Поначалу Совет вёл статистику и давал комментарии, но затем прекратил это делать из-за неточностей в работе полиции, откровенно паразитирующих на страхах жителей СМИ, и маркетологов тьюринг-компаний, продуцирующих образы защиты для пользователей в мире ИИ. Управление Новым и Старым городом приняло решение прекратить панику самым простым способом – путём отрицания проблемы. Поиски защиты от нейровируса не прекратились, но результаты их перестали обнародовать. Показания и записи памяти начали стираться тьюрингами Совета с молниеносной расторопностью.

Необъяснимая эпидемия исчезала столь же внезапно, как и начиналась, оставляя после себя изувеченные трупы и вопросы без ответов. Связи между жертвами установить не удалось, а в последние две волны Совет уже более тщательно скрывал подобные эпизоды. И всё равно в мире ИИ находились те, кто собирал информацию и вёл список жертв, попавших на запись памяти, иначе бы четыре с половиной года назад не стало известно о четырнадцати новых жертвах.

Когда Акки ушёл, я приглушил свет флюр с помощью ручного датчика и погрузился в созерцание фальшивого ночного неба. Я попытался медитировать, но в голову наперебой лезли воспоминания.

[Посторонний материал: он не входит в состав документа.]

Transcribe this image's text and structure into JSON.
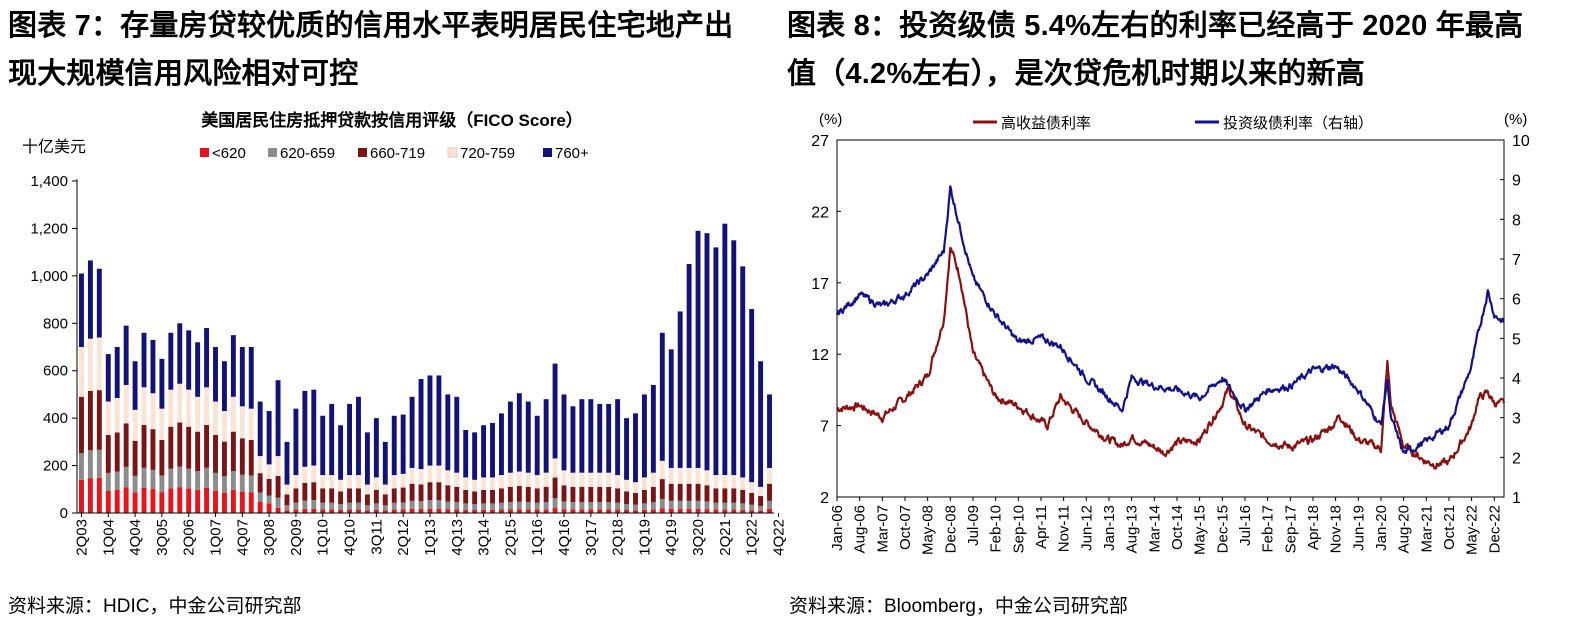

Когда я был ребёнком, отец рассказывал нам с братом, что существуют два вида номинаров: рождённые, то есть истинные, и искусственные, или преноминары, – созданные Главным научно-исследовательским институтом Совета, в котором он познакомился с мамой. Он приводил нам множество разных фактов об этой расе, но один до сих пор казался мне странным и необъяснимым: номинары теряли своё «бессмертие», когда от них рождалось следующее поколение.

Отец объяснил мне это в своё время так:

– Во всём есть баланс, продиктованный природой, и, если мы его не видим, это не значит, что его не существует. С номинарами так же. В отличие от людей, срок их жизни может быть в теории неограниченным, конечно, при условии, что они преодолевают вновь и вновь накапливающийся предел Роша. Они могут эволюционировать без передачи генов другому поколению. А люди обречены на бесконечную репродукцию с целью улучшить свой геном. Но представьте себе, какое бы перенаселение ожидало планету, если бы не механизм «предохранения», вживлённый в их ДНК?

Он так толком нам и не пояснил сам процесс передачи бессмертия, сославшись на собственную некомпетентность в данном вопросе.

Блуждая по коридорам воспоминаний, я наткнулся на дверь, за которой скрывалась история встречи с Акки.

Мы были одногодками, но его процесс старения – в своё время – замер на месте, а мой неуклонно стремился к точке невозврата. Наше знакомство произошло на грязных улицах контрабандистского района Старого города, куда лично я попал случайно, сбежав от родителей и их бесконечных лекций по генологии, бессмысленных тестов и переживаний за моё здоровье. А вот Акки скрывался там от бандитов, у которых умудрился стащить раритетный процессор эпохи компьютеров. Мы буквально налетели друг на друга из-за угла облезлого кирпичного здания. Оба перепуганные не на шутку, мы понеслись в одном направлении, петляя по узким улочкам, укрытым проводами и мусором.

Я понял, что увязался за ним, когда очутился на заброшенном складе с крышей в виде шахматной доски, где белыми клетками было небо. Ощутив облегчение и триумф от побега, мы оба зашлись неистовым смехом. При всей его настороженности и недоверии к окружающим, о которых я узнал позже, в ту нашу встречу Акки первым протянул руку и представился. Мы рассказали друг другу о своей жизни, будто уже давно были приятелями и просто делились новостями прошедшей недели. Из его рассказа я и узнал, что он искусственный номинар.